Archive for the ‘T-Sql’ Category

SQL This, Not That - Episode 2

Wednesday, April 29th, 2009

When creating a table with a column that will hold the name of a stored procedure that feeds an EXEC command, make sure the data type of this column is sysname. The data type of this column should not be VARCHAR(50) or some other arbitrary data type that should just do the job. This will also be true for columns that hold table and column names. Any column in a user table that holds meta data from a Sql Server system table should match the data type of the source system table column.

SQL This, Not That - Episode 1

Saturday, April 4th, 2009

I’ve been working on performance tuning a stored procedure that has many optional parameters and is dynamicized by using the always optimizer confusing COALESCE in the WHERE clause (along with other SARG hiding constructs that cause indexes to be ignored).

The stored procedure is called with a date range defined in the parameters @StartDate and @EndDate which are optional.

<code snippet>
, @StartDate DATETIME = NULL
, @EndDate DATETIME = NULL
</code snippet>

The parameters are used in the WHERE clause with a COALESCE.

<code snippet>
WHERE StartDate >= COALESE(@StartDate, StartDate)
AND EndDate <= COALESE(@EndDate, EndDate)
</code snippet>

Using this technique causes the query optimizer to ignore the indexes that have been created on the StartDate and EndDate columns.

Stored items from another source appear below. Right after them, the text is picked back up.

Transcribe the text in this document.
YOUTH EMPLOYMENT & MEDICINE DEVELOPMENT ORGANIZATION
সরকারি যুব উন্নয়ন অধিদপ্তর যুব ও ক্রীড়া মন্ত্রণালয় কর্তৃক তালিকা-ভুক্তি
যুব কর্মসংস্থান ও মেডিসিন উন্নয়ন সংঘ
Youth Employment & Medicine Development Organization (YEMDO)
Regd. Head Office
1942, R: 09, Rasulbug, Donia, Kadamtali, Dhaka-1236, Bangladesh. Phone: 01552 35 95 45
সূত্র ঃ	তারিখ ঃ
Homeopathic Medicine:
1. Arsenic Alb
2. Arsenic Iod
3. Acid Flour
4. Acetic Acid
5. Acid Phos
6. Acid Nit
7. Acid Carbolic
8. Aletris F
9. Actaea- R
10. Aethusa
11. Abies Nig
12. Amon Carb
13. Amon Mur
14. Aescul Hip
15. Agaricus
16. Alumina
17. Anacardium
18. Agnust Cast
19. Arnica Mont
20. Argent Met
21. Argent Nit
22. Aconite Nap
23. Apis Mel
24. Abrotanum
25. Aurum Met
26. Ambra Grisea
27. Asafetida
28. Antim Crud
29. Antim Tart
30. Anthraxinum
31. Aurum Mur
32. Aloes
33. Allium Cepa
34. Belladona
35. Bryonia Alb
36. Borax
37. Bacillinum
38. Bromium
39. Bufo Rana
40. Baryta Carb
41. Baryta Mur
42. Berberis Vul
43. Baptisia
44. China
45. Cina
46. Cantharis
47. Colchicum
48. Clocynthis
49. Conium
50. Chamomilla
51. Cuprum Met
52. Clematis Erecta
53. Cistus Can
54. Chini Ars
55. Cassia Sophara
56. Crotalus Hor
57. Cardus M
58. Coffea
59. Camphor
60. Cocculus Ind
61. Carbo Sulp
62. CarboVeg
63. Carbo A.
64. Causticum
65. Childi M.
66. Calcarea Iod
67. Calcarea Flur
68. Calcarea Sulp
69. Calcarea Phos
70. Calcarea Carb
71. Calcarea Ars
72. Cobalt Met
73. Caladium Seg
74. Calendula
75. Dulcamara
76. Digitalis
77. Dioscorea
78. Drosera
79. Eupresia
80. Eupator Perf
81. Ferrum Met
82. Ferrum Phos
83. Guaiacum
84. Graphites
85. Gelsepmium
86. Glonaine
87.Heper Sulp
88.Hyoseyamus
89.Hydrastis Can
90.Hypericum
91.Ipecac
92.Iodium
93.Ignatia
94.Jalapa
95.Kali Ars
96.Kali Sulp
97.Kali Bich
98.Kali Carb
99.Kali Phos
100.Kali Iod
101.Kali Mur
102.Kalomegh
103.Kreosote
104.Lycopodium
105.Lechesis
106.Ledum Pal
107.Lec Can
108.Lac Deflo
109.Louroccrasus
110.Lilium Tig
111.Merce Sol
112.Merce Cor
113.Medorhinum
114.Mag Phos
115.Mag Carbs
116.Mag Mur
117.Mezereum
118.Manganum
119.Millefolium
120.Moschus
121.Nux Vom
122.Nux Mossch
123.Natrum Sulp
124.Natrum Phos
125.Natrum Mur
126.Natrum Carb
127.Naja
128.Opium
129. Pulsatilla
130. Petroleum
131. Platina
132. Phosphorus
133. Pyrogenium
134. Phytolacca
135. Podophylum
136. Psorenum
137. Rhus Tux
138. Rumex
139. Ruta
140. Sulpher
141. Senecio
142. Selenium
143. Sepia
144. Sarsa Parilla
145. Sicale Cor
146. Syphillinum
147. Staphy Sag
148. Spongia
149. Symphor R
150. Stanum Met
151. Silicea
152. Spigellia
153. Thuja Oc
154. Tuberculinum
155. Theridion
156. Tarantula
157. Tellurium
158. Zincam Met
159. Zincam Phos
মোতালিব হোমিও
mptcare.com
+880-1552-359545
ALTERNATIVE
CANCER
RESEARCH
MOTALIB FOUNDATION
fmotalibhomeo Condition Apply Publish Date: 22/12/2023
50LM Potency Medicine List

One method to fix this problem is initialize the @StartDate and @EndDate with some minimum and maximum dates that make sense for the data being queried as the parameter defaults.

<code snippet>
, @StartDate DATETIME = '01/01/2009'
, @EndDate DATETIME = '01/01/2010'
</code snippet>

Another way is to initialize the parameters in the procedure body for the case where the default dates need to be calculated.

<code snippet>
-- If the date parameters are not supplied,
-- make them 1 month in the past and today
-- to make the query optimizer happy
IF @StartDate IS NULL
SET @StartDate = DATEADD(MONTH, -1, GETDATE())

IF @EndDate IS NULL
SET @EndDate = GETDATE()
</code snippet>

The WHERE clause for either of these cases would change.

<code snippet>
WHERE StartDate >= @StartDate
AND EndDate <= @EndDate
</code snippet>

Now the query optimizer has good SARGs and will do a much better job utilizing those indexes that are using all that space in the database.

Using this technique resulted in a 400% performance improvement for the stored procedure that was being tuned.